Speaking of cookies…  Cookies tend to help promote portion control because of their size, but type does make a difference.  You could eat four plain gingerbread cookies for the same amount of calories in just one frosted sugar cookie.  (And who eats just one cut-out cookie, really?) You’d need to walk for at least 30 minutes to burn 160 calories, the amount just one Santa-shaped cookie.  Meringue cookies are the lightest of the bunch, at only 5-15 calories apiece. 

Let’s talk cakes and pies.  Does anyone even eat fruitcake?  If you do, one slice could be 300 calories, and a generous slice of pecan pie is a whopping 500 calories.  While I’m all for enjoying what the season has to offer—including dessert—those are some large numbers.   Unless you’re a speedy distance runner (burning approx. 850 calories per hour), change those slices to slivers.   Or, choose a fruit-based dessert with less crust, such as pumpkin pie or apple cobbler for a bit of fiber and vitamin A or C.

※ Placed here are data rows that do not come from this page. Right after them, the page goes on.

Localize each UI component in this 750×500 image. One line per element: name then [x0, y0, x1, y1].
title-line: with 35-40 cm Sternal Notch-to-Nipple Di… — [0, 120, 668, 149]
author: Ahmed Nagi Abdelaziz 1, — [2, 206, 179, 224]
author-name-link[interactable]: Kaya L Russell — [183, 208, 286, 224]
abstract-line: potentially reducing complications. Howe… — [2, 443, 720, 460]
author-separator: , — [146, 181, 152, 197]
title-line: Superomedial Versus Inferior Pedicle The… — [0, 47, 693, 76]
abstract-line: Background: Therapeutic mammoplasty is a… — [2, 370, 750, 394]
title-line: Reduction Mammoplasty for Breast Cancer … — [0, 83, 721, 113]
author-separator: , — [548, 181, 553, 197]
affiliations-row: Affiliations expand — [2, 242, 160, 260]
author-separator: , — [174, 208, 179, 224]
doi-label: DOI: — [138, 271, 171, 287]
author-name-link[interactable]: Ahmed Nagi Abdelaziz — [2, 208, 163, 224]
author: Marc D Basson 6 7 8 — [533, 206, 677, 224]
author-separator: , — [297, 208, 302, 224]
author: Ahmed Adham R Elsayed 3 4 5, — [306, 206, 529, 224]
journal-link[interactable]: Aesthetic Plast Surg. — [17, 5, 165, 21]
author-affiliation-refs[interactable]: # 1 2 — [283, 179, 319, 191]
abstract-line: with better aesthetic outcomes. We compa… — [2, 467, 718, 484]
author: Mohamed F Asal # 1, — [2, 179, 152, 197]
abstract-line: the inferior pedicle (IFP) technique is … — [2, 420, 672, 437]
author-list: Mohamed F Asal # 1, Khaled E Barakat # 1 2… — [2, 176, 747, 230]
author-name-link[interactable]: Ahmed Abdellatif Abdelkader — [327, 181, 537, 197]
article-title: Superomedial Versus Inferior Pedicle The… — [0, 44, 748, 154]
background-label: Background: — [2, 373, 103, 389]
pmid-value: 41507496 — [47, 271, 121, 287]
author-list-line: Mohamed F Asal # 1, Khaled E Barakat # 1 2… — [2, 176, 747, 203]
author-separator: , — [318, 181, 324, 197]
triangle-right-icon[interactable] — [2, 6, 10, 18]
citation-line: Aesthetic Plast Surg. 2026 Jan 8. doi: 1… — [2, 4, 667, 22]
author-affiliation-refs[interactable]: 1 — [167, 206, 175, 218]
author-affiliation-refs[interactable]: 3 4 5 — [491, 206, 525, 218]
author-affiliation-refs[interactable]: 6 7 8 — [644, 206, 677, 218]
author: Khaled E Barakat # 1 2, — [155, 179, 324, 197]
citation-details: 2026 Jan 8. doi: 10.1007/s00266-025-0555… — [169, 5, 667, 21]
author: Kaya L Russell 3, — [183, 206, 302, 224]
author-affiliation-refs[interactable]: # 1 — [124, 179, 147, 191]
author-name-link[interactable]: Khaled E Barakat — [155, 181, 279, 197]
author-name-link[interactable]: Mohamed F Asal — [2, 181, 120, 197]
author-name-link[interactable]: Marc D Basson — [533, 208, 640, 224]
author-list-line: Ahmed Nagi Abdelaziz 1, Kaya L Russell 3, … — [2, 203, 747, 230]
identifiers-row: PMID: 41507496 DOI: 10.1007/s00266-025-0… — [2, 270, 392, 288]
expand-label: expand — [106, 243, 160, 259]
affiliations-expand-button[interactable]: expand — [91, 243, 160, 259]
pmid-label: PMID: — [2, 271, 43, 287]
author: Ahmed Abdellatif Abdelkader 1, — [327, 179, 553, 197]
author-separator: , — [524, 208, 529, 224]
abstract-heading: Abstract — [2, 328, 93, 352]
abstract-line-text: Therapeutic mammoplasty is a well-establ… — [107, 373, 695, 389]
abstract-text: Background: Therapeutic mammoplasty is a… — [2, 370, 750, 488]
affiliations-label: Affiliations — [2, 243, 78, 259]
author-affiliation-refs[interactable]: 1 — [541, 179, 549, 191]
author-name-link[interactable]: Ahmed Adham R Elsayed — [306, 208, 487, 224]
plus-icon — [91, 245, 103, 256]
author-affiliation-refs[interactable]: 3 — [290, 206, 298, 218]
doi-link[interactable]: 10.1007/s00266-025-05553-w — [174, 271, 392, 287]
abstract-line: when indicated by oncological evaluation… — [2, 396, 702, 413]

Chocolate, anyone?  Two of my favorite seasonal treats are peppermint bark and fudge, both of which are rich, rich, RICH. A tiny, one-inch square of fudge is 130 calories and 20 grams of sugar, and peppermint bark is about the same.   I’d never tell anyone to skip them entirely, but perhaps consider having only one piece and then switch to dark chocolate truffles, which are only about 60 calories and 5 grams of sugar.  Dark chocolate also has more antioxidants and less fat than milk chocolate, so make this your first choice.  I don’t care how much you like to cycle; 30 minutes of spin class to burn off only TWO squares of peppermint bark seems excessive, yes?

I’m right there with you, I promise.  I haven’t been mindful lately about how many sweets I’ve been eating, and I haven’t been exercising as much as I’d like.  While I’m excited about my new spin bike on order, I’m also a little anxious about how to add “more exercise” to my already-busy schedule.  (Anyone with a toddler has a busy schedule, let me tell you.)  Thankfully, the bike is eight weeks out, so I have time.

So, there you have it folks.  My last column of the year is more ‘rah-rah go team!’ and less nuts-and-bolts nutrition.  But this isn’t a season of tough love for anyone, and I don’t think January will be, either.  Be kind to yourself, enjoy those treats and move your body every day.